ST GEORGE AND THE DRAGON
by Raphael
1483-1520



Raphael (RAFF ay el) was born in Urbino in the Marche area of central Italy. He probably learned to paint in his father's art studio. His mother died when he was eight, and he became an orphan when he was eleven and his father died.

It was at this time he entered the studio of the artist Perugino. It soon became apparent that he was going to become a great artist. He studied the paintings of Michelangelo and Leonardo di Vinci and was greatly influenced by those artists.

When he was twenty-one years old he moved to Florence and began to paint beautiful portraits. So many people wanted portraits painted by him! He could not paint fast enough to keep up with the demand, so he hired other artists to do parts of the paintings. Raphael might paint the face and let someone else paint the clothing in the picture.

He became so famous that Pope Julius II (the Second) commissioned him to decorate his apartment in the Vatican, the home of the Catholic Church. "The School of Athens" is one of the most famous paintings he did for the Pope.

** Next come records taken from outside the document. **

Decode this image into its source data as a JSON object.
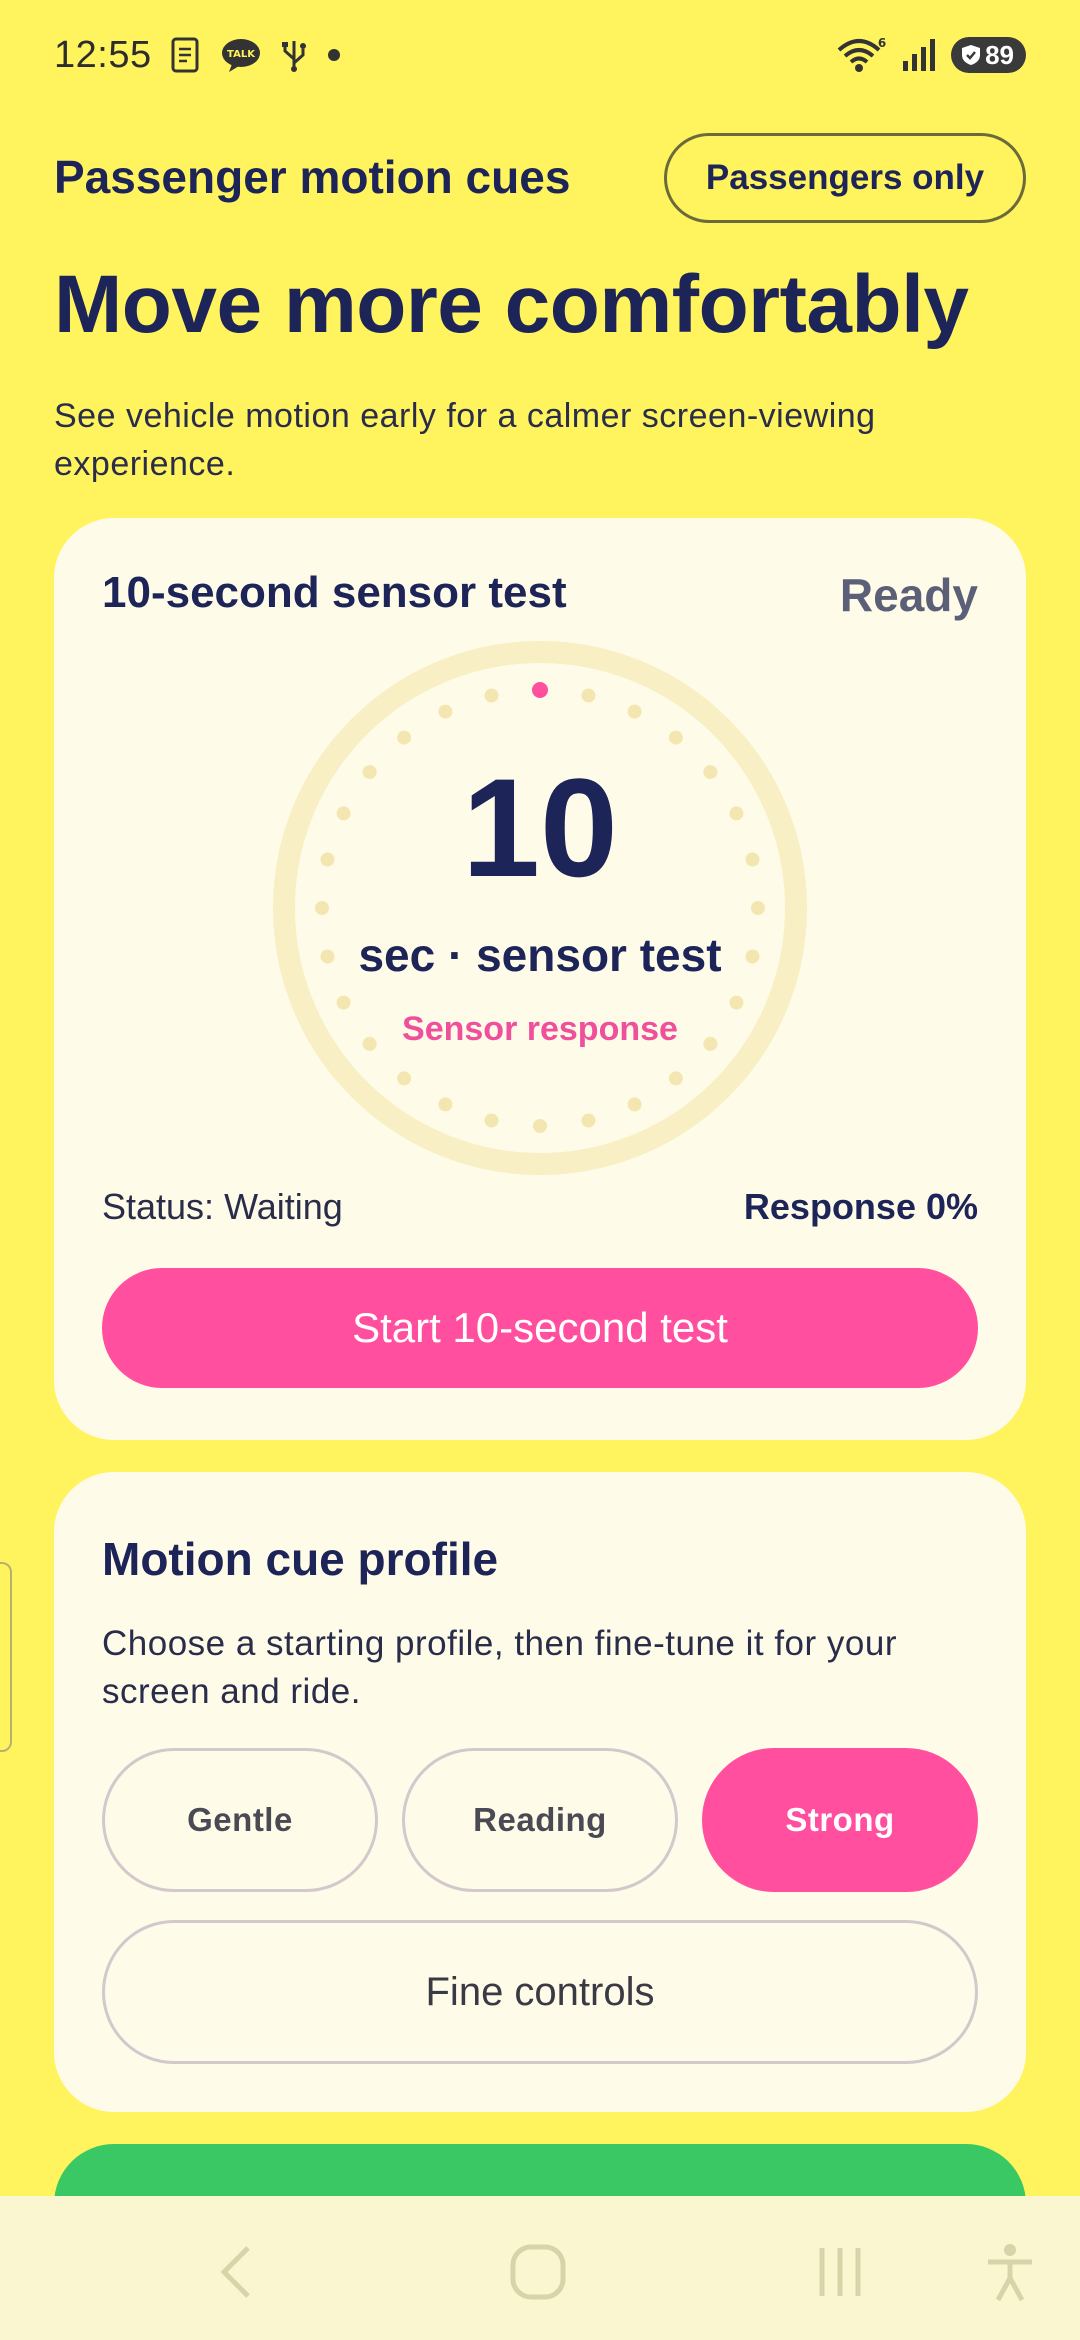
{
  "status_bar": {
    "time": "12:55",
    "icons": [
      "document-icon",
      "talk-icon",
      "usb-icon",
      "dot-icon"
    ],
    "talk_label": "TALK",
    "right_icons": [
      "wifi-icon",
      "signal-icon"
    ],
    "wifi_badge": "6",
    "battery": "89"
  },
  "header": {
    "app_title": "Passenger motion cues",
    "badge": "Passengers only",
    "headline": "Move more comfortably",
    "subline": "See vehicle motion early for a calmer screen-viewing experience."
  },
  "sensor_test": {
    "title": "10-second sensor test",
    "state": "Ready",
    "countdown": "10",
    "unit_label": "sec · sensor test",
    "sub_label": "Sensor response",
    "status": "Status: Waiting",
    "response": "Response 0%",
    "start_button": "Start 10-second test",
    "progress": 0
  },
  "profile": {
    "title": "Motion cue profile",
    "description": "Choose a starting profile, then fine-tune it for your screen and ride.",
    "options": [
      "Gentle",
      "Reading",
      "Strong"
    ],
    "selected": "Strong",
    "fine_controls": "Fine controls"
  },
  "colors": {
    "background": "#fff35e",
    "card": "#fffbe9",
    "accent_pink": "#ff4f9e",
    "navy": "#1d2458",
    "green": "#3ac865",
    "dial_dot": "#f3e6b0"
  },
  "nav": {
    "icons": [
      "back-icon",
      "home-icon",
      "recents-icon",
      "accessibility-icon"
    ]
  }
}
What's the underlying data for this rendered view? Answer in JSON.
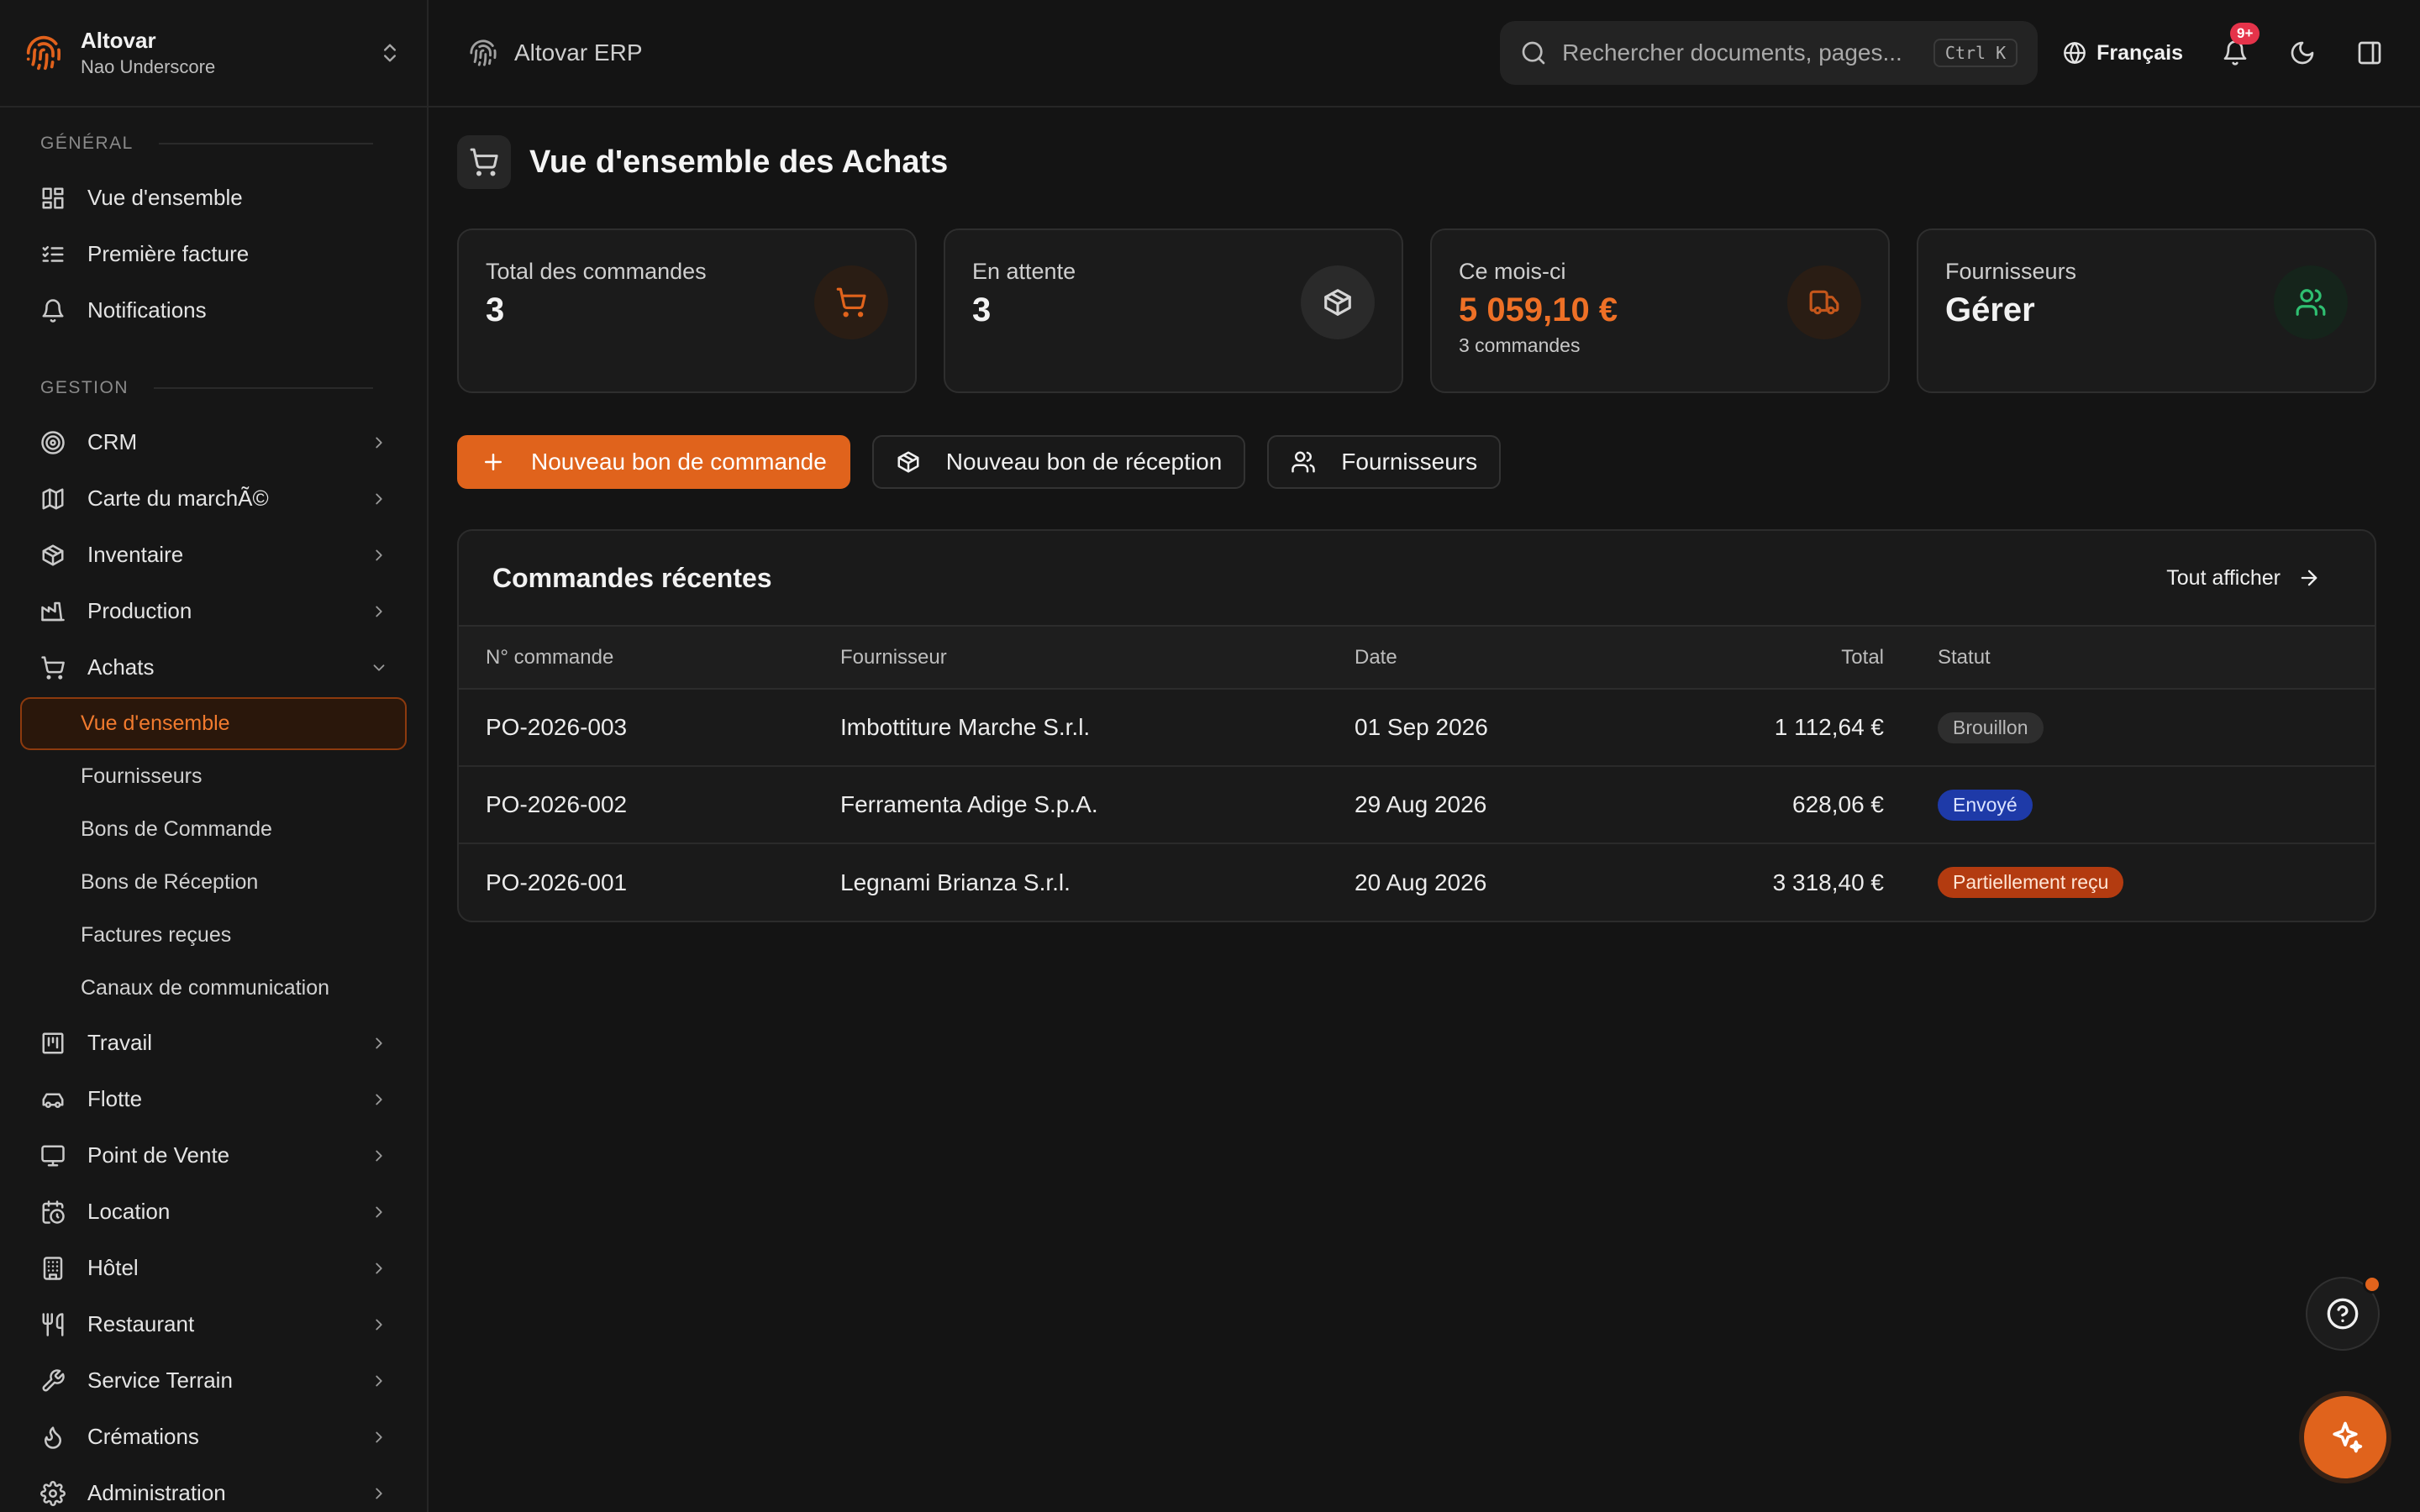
{
  "org": {
    "name": "Altovar",
    "user": "Nao Underscore"
  },
  "topbar": {
    "app_name": "Altovar ERP",
    "search_placeholder": "Rechercher documents, pages...",
    "search_shortcut": "Ctrl K",
    "language": "Français",
    "notifications_badge": "9+"
  },
  "sidebar": {
    "general_label": "GÉNÉRAL",
    "general_items": [
      {
        "label": "Vue d'ensemble",
        "icon": "dashboard-icon"
      },
      {
        "label": "Première facture",
        "icon": "checklist-icon"
      },
      {
        "label": "Notifications",
        "icon": "bell-icon"
      }
    ],
    "gestion_label": "GESTION",
    "gestion_items": [
      {
        "label": "CRM",
        "icon": "target-icon"
      },
      {
        "label": "Carte du marchÃ©",
        "icon": "map-icon"
      },
      {
        "label": "Inventaire",
        "icon": "package-icon"
      },
      {
        "label": "Production",
        "icon": "factory-icon"
      },
      {
        "label": "Achats",
        "icon": "cart-icon",
        "expanded": true
      }
    ],
    "achats_sub": [
      {
        "label": "Vue d'ensemble",
        "active": true
      },
      {
        "label": "Fournisseurs"
      },
      {
        "label": "Bons de Commande"
      },
      {
        "label": "Bons de Réception"
      },
      {
        "label": "Factures reçues"
      },
      {
        "label": "Canaux de communication"
      }
    ],
    "more_items": [
      {
        "label": "Travail",
        "icon": "kanban-icon"
      },
      {
        "label": "Flotte",
        "icon": "car-icon"
      },
      {
        "label": "Point de Vente",
        "icon": "monitor-icon"
      },
      {
        "label": "Location",
        "icon": "calendar-clock-icon"
      },
      {
        "label": "Hôtel",
        "icon": "building-icon"
      },
      {
        "label": "Restaurant",
        "icon": "utensils-icon"
      },
      {
        "label": "Service Terrain",
        "icon": "wrench-icon"
      },
      {
        "label": "Crémations",
        "icon": "flame-icon"
      },
      {
        "label": "Administration",
        "icon": "gear-icon"
      }
    ]
  },
  "page": {
    "title": "Vue d'ensemble des Achats"
  },
  "stats": [
    {
      "label": "Total des commandes",
      "value": "3",
      "sub": "",
      "icon": "cart-icon",
      "icon_color": "#e0631c",
      "icon_bg": "#2a1d14"
    },
    {
      "label": "En attente",
      "value": "3",
      "sub": "",
      "icon": "package-icon",
      "icon_color": "#d6d6d6",
      "icon_bg": "#2a2a2a"
    },
    {
      "label": "Ce mois-ci",
      "value": "5 059,10 €",
      "sub": "3 commandes",
      "icon": "truck-icon",
      "icon_color": "#c4561b",
      "icon_bg": "#2a1d14"
    },
    {
      "label": "Fournisseurs",
      "value": "Gérer",
      "sub": "",
      "icon": "users-icon",
      "icon_color": "#2fbf71",
      "icon_bg": "#15241b"
    }
  ],
  "actions": {
    "new_order": "Nouveau bon de commande",
    "new_receipt": "Nouveau bon de réception",
    "suppliers": "Fournisseurs"
  },
  "recent": {
    "title": "Commandes récentes",
    "view_all": "Tout afficher",
    "columns": [
      "N° commande",
      "Fournisseur",
      "Date",
      "Total",
      "Statut"
    ],
    "rows": [
      {
        "number": "PO-2026-003",
        "supplier": "Imbottiture Marche S.r.l.",
        "date": "01 Sep 2026",
        "total": "1 112,64 €",
        "status": "Brouillon",
        "status_kind": "draft"
      },
      {
        "number": "PO-2026-002",
        "supplier": "Ferramenta Adige S.p.A.",
        "date": "29 Aug 2026",
        "total": "628,06 €",
        "status": "Envoyé",
        "status_kind": "sent"
      },
      {
        "number": "PO-2026-001",
        "supplier": "Legnami Brianza S.r.l.",
        "date": "20 Aug 2026",
        "total": "3 318,40 €",
        "status": "Partiellement reçu",
        "status_kind": "partial"
      }
    ]
  }
}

He created ten pictures known as "cartoons" from which tapestries were made. A tapestry is a picture made with different colors of thread woven to create the image. You can see an example of this in "The Miraculous Draught of Fishes". First he made the painting, then another person created the picture on a wall hanging made of cloth.
( Read the story of "The Miraculous Draught of Fishes".)

Pope Leo X (the Tenth) was the next Pope and he designated Raphael to be the architect of St. Peter's cathedral.

Another of Raphael's famous paintings is "St. George and the Dragon".

Raphael painted many pictures of Mary and Jesus such as The Madonna Della Sedia which is featured on this page.

He was born on a Good Friday, and he died on a Good Friday on his thirty-seventh birthday.